Outpatient Scope of Cover
- Routine consultations and specialist referrals
- Diagnostic tests including X-rays, scans and ECG
- Pre-natal and post-natal services including two ultrasound scans
- Physiotherapy
- Prescribed drugs and dressings
- Chronic and recurring conditions including congenital issues
- HIV related treatment and ARVs
- Vaccinations for children up to one and a half years
- Psychiatric counselling
- Home based COVID 19 care up to KSh 15,000
Outpatient co-pay applies at select major hospitals.
Eligibility Rules
- Newborns can join after birth with a birth notification and application form
- Maximum entry age is 75 years
- No maximum exit age
- Senior citizens above 55 require a medical test
- Children between 18 and 25 years must provide proof of schooling
- Applicants must have NHIF
- Transfers from other insurers require proof of previous cover
- Waiting periods may be waived for benefits enjoyed previously
- Renewal is subject to performance of the cover
Key Exclusions
The plan does not cover:
- Self referred or self prescribed treatment
- Infertility and impotence
- Intentional self injury, suicide, substance abuse
- Hazardous sports
- Cosmetic treatment except where caused by accidental injury
- Experimental treatment
- Weight management
- Diagnostic equipment such as glucometers or BP machines
- External surgical appliances such as crutches and wheelchairs
- Dental prosthesis and cosmetic dental work
- Alternative medicine unless referred by a general practitioner
- Treatment recoverable from other sources
- Treatment outside the approved provider panel
- Nutritional supplements unless part of treatment
- Menopause and puberty related treatment
- Undisclosed pre existing or chronic conditions
- Costs related to donor transplants
Frequently Asked Questions
What is a chronic or recurrent condition?

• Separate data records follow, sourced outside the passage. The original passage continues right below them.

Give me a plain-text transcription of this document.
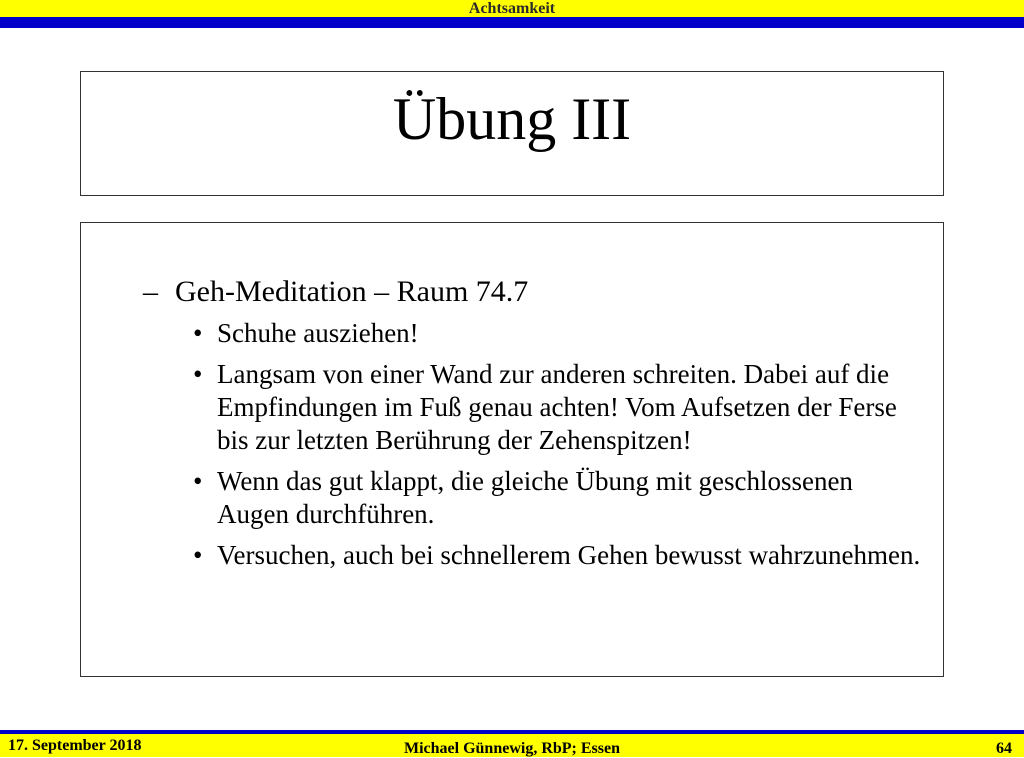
Achtsamkeit
Übung III
– Geh-Meditation – Raum 74.7
• Schuhe ausziehen!
• Langsam von einer Wand zur anderen schreiten. Dabei auf die Empfindungen im Fuß genau achten! Vom Aufsetzen der Ferse bis zur letzten Berührung der Zehenspitzen!
• Wenn das gut klappt, die gleiche Übung mit geschlossenen Augen durchführen.
• Versuchen, auch bei schnellerem Gehen bewusst wahrzunehmen.
17. September 2018	Michael Günnewig, RbP; Essen	64
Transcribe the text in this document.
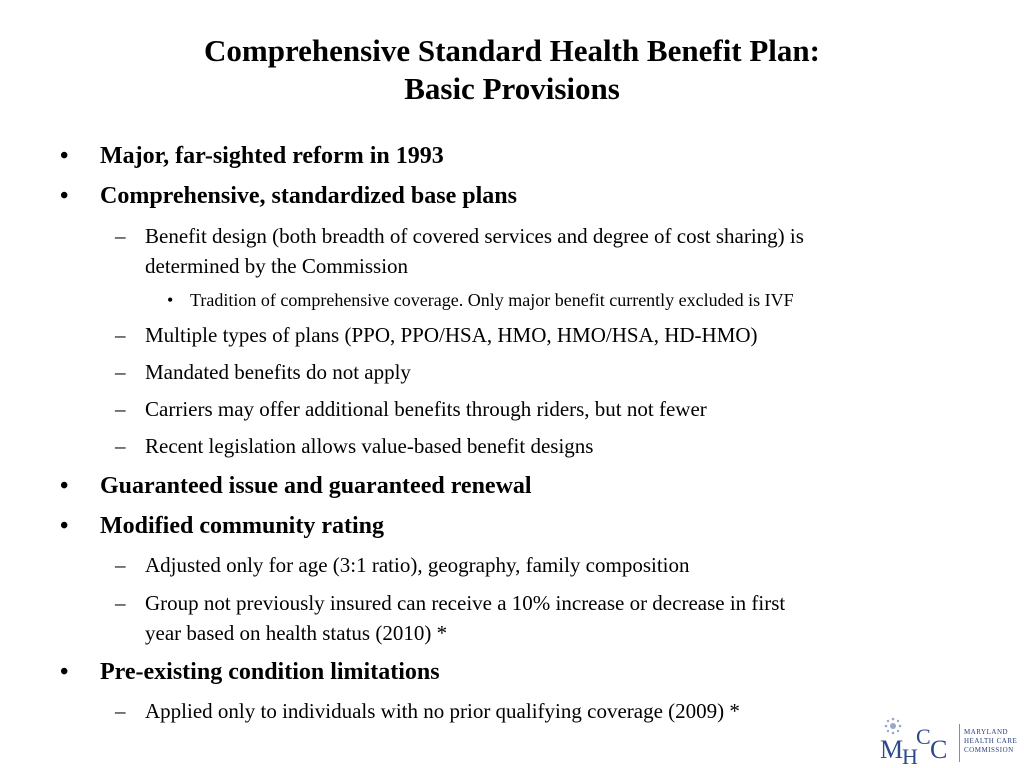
Comprehensive Standard Health Benefit Plan:
Basic Provisions
• Major, far-sighted reform in 1993
• Comprehensive, standardized base plans
– Benefit design (both breadth of covered services and degree of cost sharing) is
determined by the Commission
• Tradition of comprehensive coverage. Only major benefit currently excluded is IVF
– Multiple types of plans (PPO, PPO/HSA, HMO, HMO/HSA, HD-HMO)
– Mandated benefits do not apply
– Carriers may offer additional benefits through riders, but not fewer
– Recent legislation allows value-based benefit designs
• Guaranteed issue and guaranteed renewal
• Modified community rating
– Adjusted only for age (3:1 ratio), geography, family composition
– Group not previously insured can receive a 10% increase or decrease in first
year based on health status (2010) *
• Pre-existing condition limitations
– Applied only to individuals with no prior qualifying coverage (2009) *
M
H
C C
MARYLAND
HEALTH CARE
COMMISSION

A condition that has no cure, recurs, causes permanent disability or needs long term monitoring or supervision.
What is a pre existing condition?
A condition for which one has had symptoms or treatment before joining the policy.
What are congenital conditions?
Health conditions present at birth or caused by genetic factors.

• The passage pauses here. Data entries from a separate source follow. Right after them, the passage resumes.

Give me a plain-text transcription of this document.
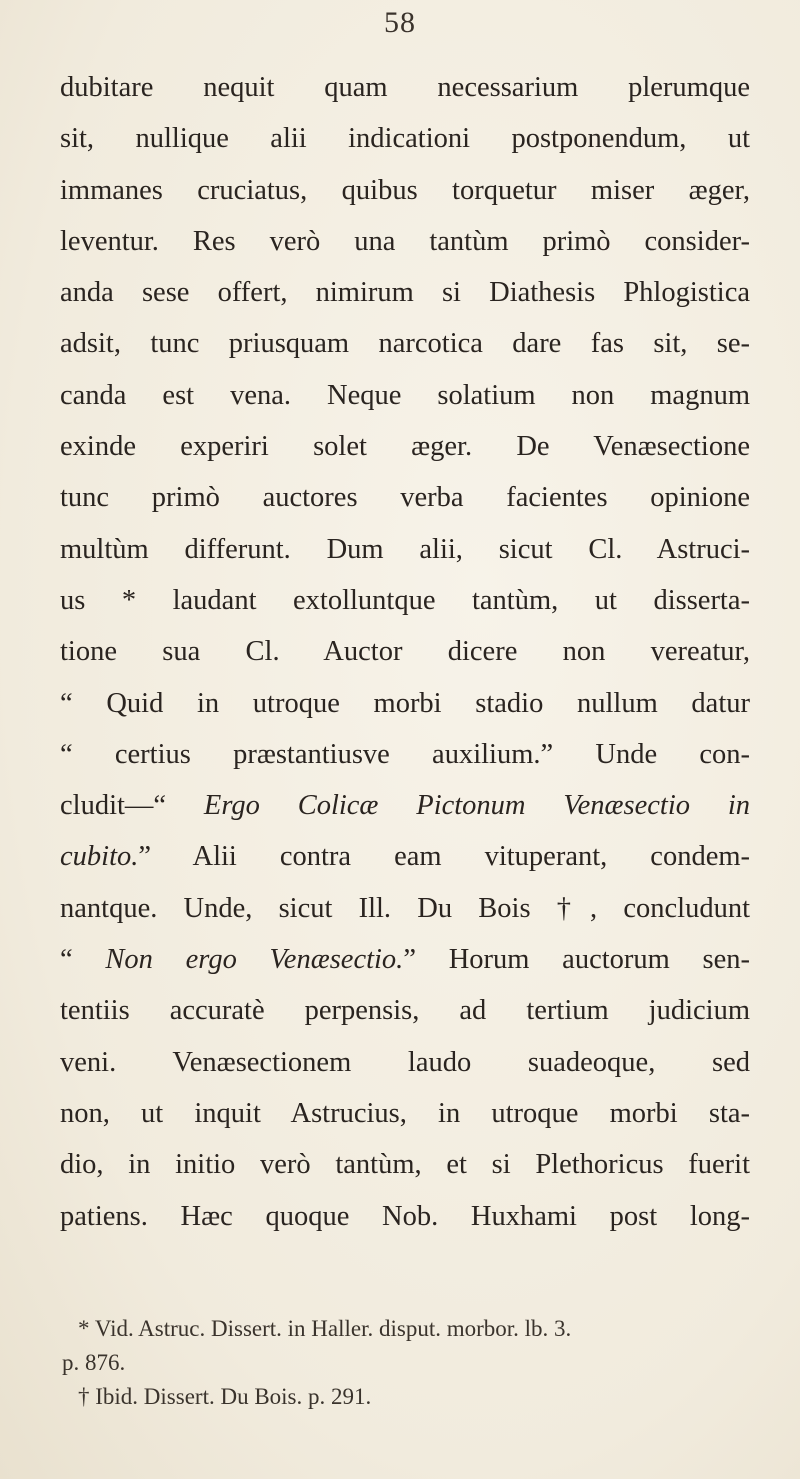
58
dubitare nequit quam necessarium plerumque
sit, nullique alii indicationi postponendum, ut
immanes cruciatus, quibus torquetur miser æger,
leventur. Res verò una tantùm primò consider-
anda sese offert, nimirum si Diathesis Phlogistica
adsit, tunc priusquam narcotica dare fas sit, se-
canda est vena. Neque solatium non magnum
exinde experiri solet æger. De Venæsectione
tunc primò auctores verba facientes opinione
multùm differunt. Dum alii, sicut Cl. Astruci-
us * laudant extolluntque tantùm, ut disserta-
tione sua Cl. Auctor dicere non vereatur,
“ Quid in utroque morbi stadio nullum datur
“ certius præstantiusve auxilium.” Unde con-
cludit—“ Ergo Colicæ Pictonum Venæsectio in
cubito.” Alii contra eam vituperant, condem-
nantque. Unde, sicut Ill. Du Bois †, concludunt
“ Non ergo Venæsectio.” Horum auctorum sen-
tentiis accuratè perpensis, ad tertium judicium
veni. Venæsectionem laudo suadeoque, sed
non, ut inquit Astrucius, in utroque morbi sta-
dio, in initio verò tantùm, et si Plethoricus fuerit
patiens. Hæc quoque Nob. Huxhami post long-
* Vid. Astruc. Dissert. in Haller. disput. morbor. lb. 3.
p. 876.
† Ibid. Dissert. Du Bois. p. 291.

What happens if I was insured by another provider?
Waiting periods can be waived for benefits previously enjoyed if proof is provided.
What is the effect of non-disclosure?
The cover will exclude the undisclosed conditions and may lead to cancellation.
What do I need to access services?
Carry your medical card and national ID or passport.
How do I enroll a newborn?
Notify the insurer immediately after birth, submit birth notification and application form, and wait for acceptance.
What documents do new customers receive?
A membership card, policy document, welcome letter and provider list.